Sarah Warbelow, Human Rights Campaign Vice President of Legal, wrote, “This discriminatory ban insults their service and puts our national security at risk. Expelling highly trained members of our military undermines military readiness and wastes years of financial and training investments. It also needlessly upends the lives of families who have already sacrificed so much. The Commander-in-Chief should prioritize our military’s safety and readiness, not use his position to issue bans on entire groups of people.”
A short history of “Don’t Ask, Don’t Tell”: Why it happened, and why it was repealed
DADT was instituted in 1992 by President Bill Clinton. Though Clinton initially wanted to allow LGB people to serve as their authentic selves, congressional Republicans and the heads of the U.S. military branches opposed it, so the ban was Clinton’s “compromise.”
However, by 1998, Clinton admitted that DADT hadn’t functioned like he thought it would. The erratically applied policy more than doubled the number of LGB people dishonorably discharged from the military and increased anti-gay sentiment in the ranks. It also led to LGB servicemembers having to lie and stay closeted while they risked being blackmailed, interrogated, and threatened with violence from fellow servicemembers.
Interestingly, the so-called War on Terror, which followed the 2001 terrorist attacks on the World Trade Center, led to the lowest number of discharged gay and bisexual soldiers in nearly 30 years. This was likely due to them staying closeted and commanders not discharging qualified soldiers. Regardless, it undermined the claim that out servicemembers undermined military readiness.
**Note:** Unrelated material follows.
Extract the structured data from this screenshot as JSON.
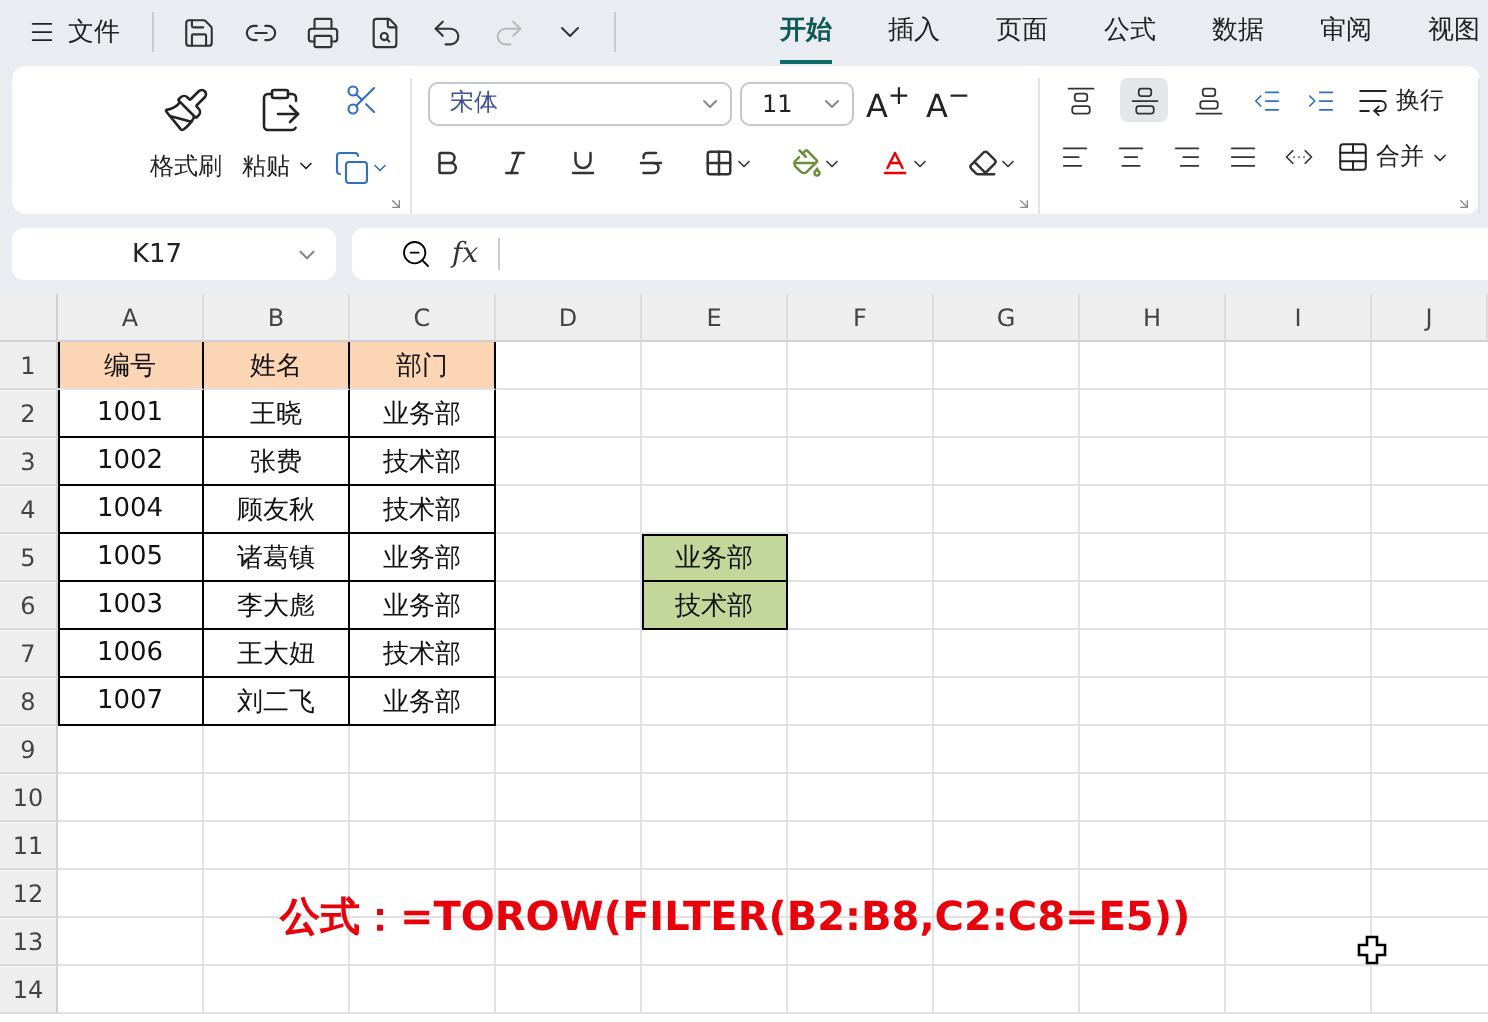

Concurrently, gay activists and groups like the Servicemembers League Defense Network increased public condemnation of the policy, stating that tens of thousands of gay military members had already successfully served with some degree of outness (and no serious repercussions). These groups also noted that the policy undermined the U.S. military’s supposed virtues of truth, honor, dignity, and respect.
In a December 2010 Senate vote, eight Republican senators crossed party lines to repeal the ban in a 65-31 vote. Four days later, President Obama signed the repeal into law. The next year, the DOD created a Support Plan for Implementation of the repeal. The full repeal went into effect on September 20, 2011.
A 2021 report commissioned by the heads of the U.S. military found that repealing the ban had no negative impact on military readiness, effectiveness, or unit cohesion, despite worries to the contrary. At least 32,837 service members were discharged from the military due to their sexual orientation since 1980, according to DOD data.